5. The device of claim 1, wherein the average diameter or largest dimension of said voids is up to about 1000 micrometers.

6. The device of claim 5, wherein the average diameter or largest dimension of said voids is from about 0.1 micrometer to about 1000 micrometers.

7. The device of claim 6, wherein the average diameter or largest dimension of the voids is from about 0.3 micrometer to about 50 micrometers.

8. The device of claim 6, wherein the average diameter or largest dimension of the voids is from about 0.4 micrometer to about 10 micrometers.

9. The device of claim 1, further comprising a contrast agent located in the voids, wherein said contrast agent is selected from the group consisting of air, nitrogen, perfluorobutane, perfluoropropane, perfluorohexane and combinations thereof.

10. The device of claim 1, wherein all of said voids are substantially the same size.

11. The device of claim 1, wherein said voids are located along substantially the length of the portion of the device that is inserted into a patient.

12. The device of claim 9, wherein said contrast agent is air.

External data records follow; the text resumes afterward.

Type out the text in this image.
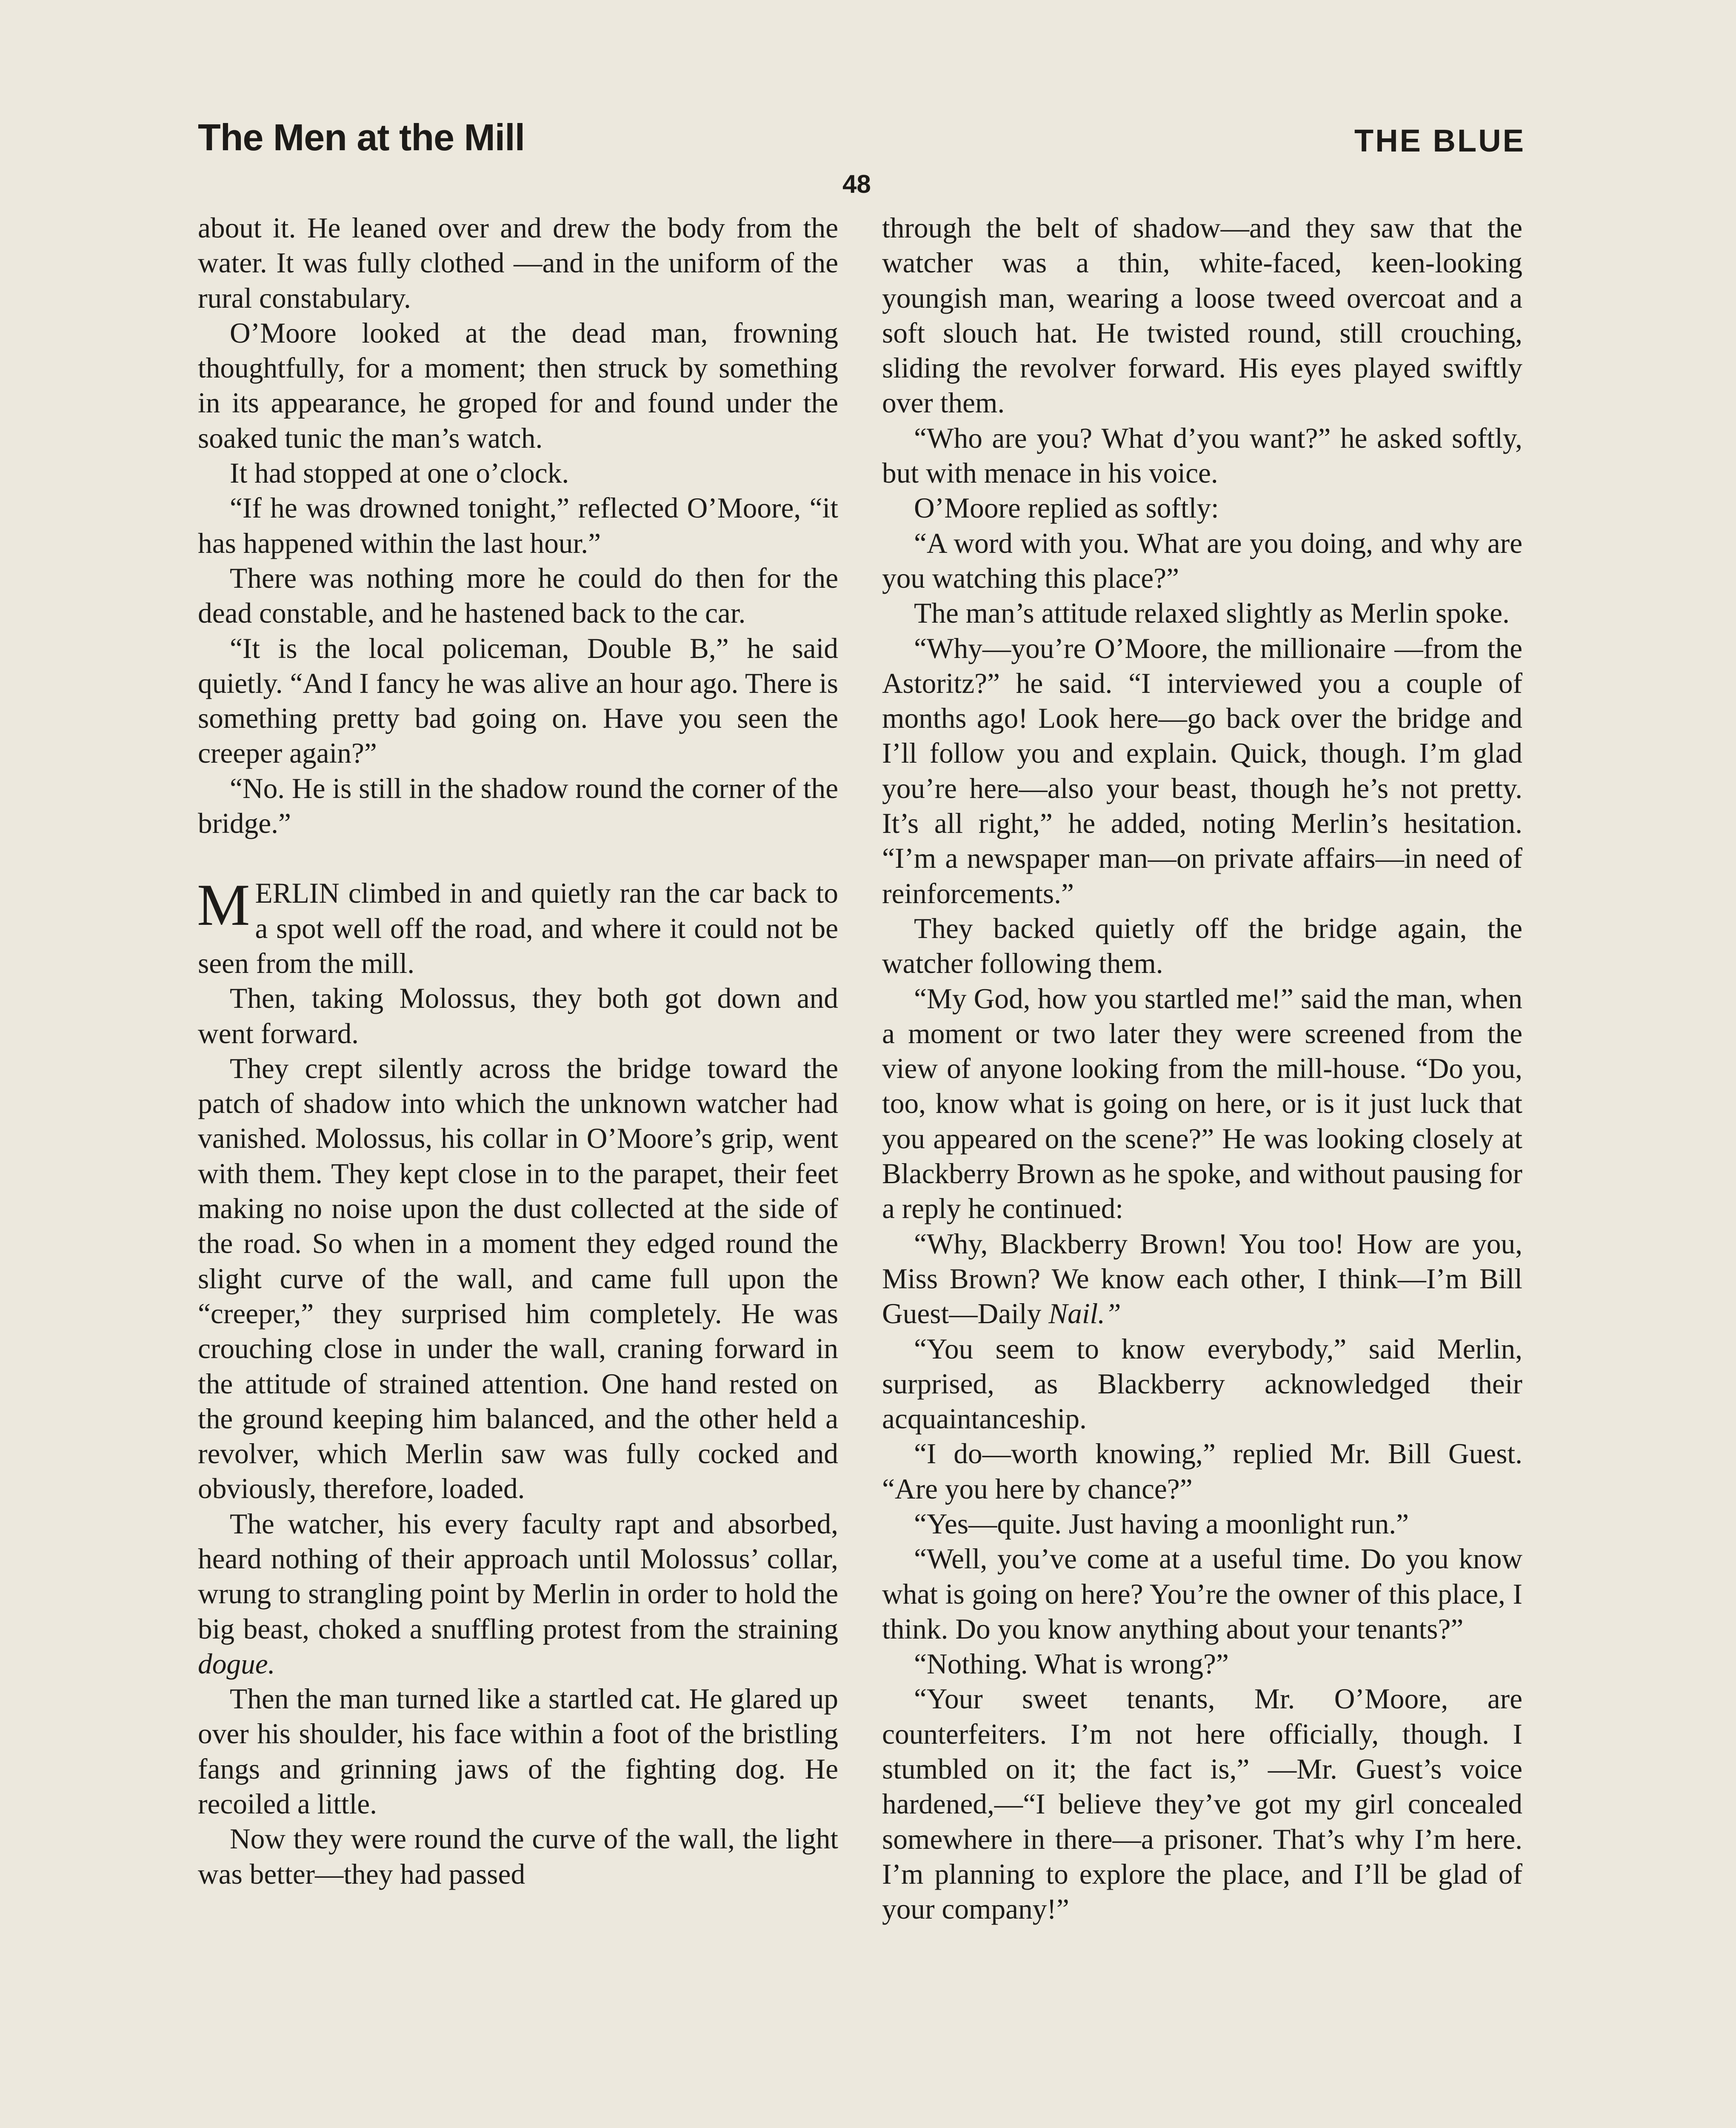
The Men at the Mill	THE BLUE
48

about it. He leaned over and drew the body from the water. It was fully clothed —and in the uniform of the rural constabulary.

O’Moore looked at the dead man, frowning thoughtfully, for a moment; then struck by something in its appearance, he groped for and found under the soaked tunic the man’s watch.

It had stopped at one o’clock.

“If he was drowned tonight,” reflected O’Moore, “it has happened within the last hour.”

There was nothing more he could do then for the dead constable, and he hastened back to the car.

“It is the local policeman, Double B,” he said quietly. “And I fancy he was alive an hour ago. There is something pretty bad going on. Have you seen the creeper again?”

“No. He is still in the shadow round the corner of the bridge.”

MERLIN climbed in and quietly ran the car back to a spot well off the road, and where it could not be seen from the mill.

Then, taking Molossus, they both got down and went forward.

They crept silently across the bridge toward the patch of shadow into which the unknown watcher had vanished. Molossus, his collar in O’Moore’s grip, went with them. They kept close in to the parapet, their feet making no noise upon the dust collected at the side of the road. So when in a moment they edged round the slight curve of the wall, and came full upon the “creeper,” they surprised him completely. He was crouching close in under the wall, craning forward in the attitude of strained attention. One hand rested on the ground keeping him balanced, and the other held a revolver, which Merlin saw was fully cocked and obviously, therefore, loaded.

The watcher, his every faculty rapt and absorbed, heard nothing of their approach until Molossus’ collar, wrung to strangling point by Merlin in order to hold the big beast, choked a snuffling protest from the straining dogue.

Then the man turned like a startled cat. He glared up over his shoulder, his face within a foot of the bristling fangs and grinning jaws of the fighting dog. He recoiled a little.

Now they were round the curve of the wall, the light was better—they had passed

through the belt of shadow—and they saw that the watcher was a thin, white-faced, keen-looking youngish man, wearing a loose tweed overcoat and a soft slouch hat. He twisted round, still crouching, sliding the revolver forward. His eyes played swiftly over them.

“Who are you? What d’you want?” he asked softly, but with menace in his voice.

O’Moore replied as softly:

“A word with you. What are you doing, and why are you watching this place?”

The man’s attitude relaxed slightly as Merlin spoke.

“Why—you’re O’Moore, the millionaire —from the Astoritz?” he said. “I interviewed you a couple of months ago! Look here—go back over the bridge and I’ll follow you and explain. Quick, though. I’m glad you’re here—also your beast, though he’s not pretty. It’s all right,” he added, noting Merlin’s hesitation. “I’m a newspaper man—on private affairs—in need of reinforcements.”

They backed quietly off the bridge again, the watcher following them.

“My God, how you startled me!” said the man, when a moment or two later they were screened from the view of anyone looking from the mill-house. “Do you, too, know what is going on here, or is it just luck that you appeared on the scene?” He was looking closely at Blackberry Brown as he spoke, and without pausing for a reply he continued:

“Why, Blackberry Brown! You too! How are you, Miss Brown? We know each other, I think—I’m Bill Guest—Daily Nail.”

“You seem to know everybody,” said Merlin, surprised, as Blackberry acknowledged their acquaintanceship.

“I do—worth knowing,” replied Mr. Bill Guest. “Are you here by chance?”

“Yes—quite. Just having a moonlight run.”

“Well, you’ve come at a useful time. Do you know what is going on here? You’re the owner of this place, I think. Do you know anything about your tenants?”

“Nothing. What is wrong?”

“Your sweet tenants, Mr. O’Moore, are counterfeiters. I’m not here officially, though. I stumbled on it; the fact is,” —Mr. Guest’s voice hardened,—“I believe they’ve got my girl concealed somewhere in there—a prisoner. That’s why I’m here. I’m planning to explore the place, and I’ll be glad of your company!”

13. The device of claim 1, wherein the device is selected from the group consisting of endotracheal tubes, catheters, feeding tubes and brachytherapy devices.

14. A method for locating a device in a patient comprising the steps of:

inserting into the patient a device having a plurality of voids located in at least a portion of the device,

propagating ultrasound towards the patient,

receiving an ultrasound echo from at least some of the voids and at least some surrounding tissue of the patient, and

creating an ultrasound image of the at least some of the voids and at least a portion of the surrounding tissue of the patient from said ultrasound echo, and

determining the location of the device in the patient from said ultrasound image.

15. The method of claim 14, wherein a portable ultrasound imaging device is used to propagate the ultrasound waves and receive the ultrasound echo.

16. (canceled)

17. The method in claim 14, wherein the propagated ultrasound waves comprise a mixture of frequencies in the range of about 1 MHz to about 40 MHz.

18. (canceled)

19. The method of claim 14, wherein all of the voids are substantially the same size.

20. The method of claim 14, wherein the voids are a plurality of different sizes.

21. The method of claim 14, wherein a size of the voids is selected based on a frequency of the propagated ultrasound wave.

22. The method of claim 14, wherein the device is selected from the group consisting of endotracheal tubes, catheters, feeding tubes and brachytherapy devices.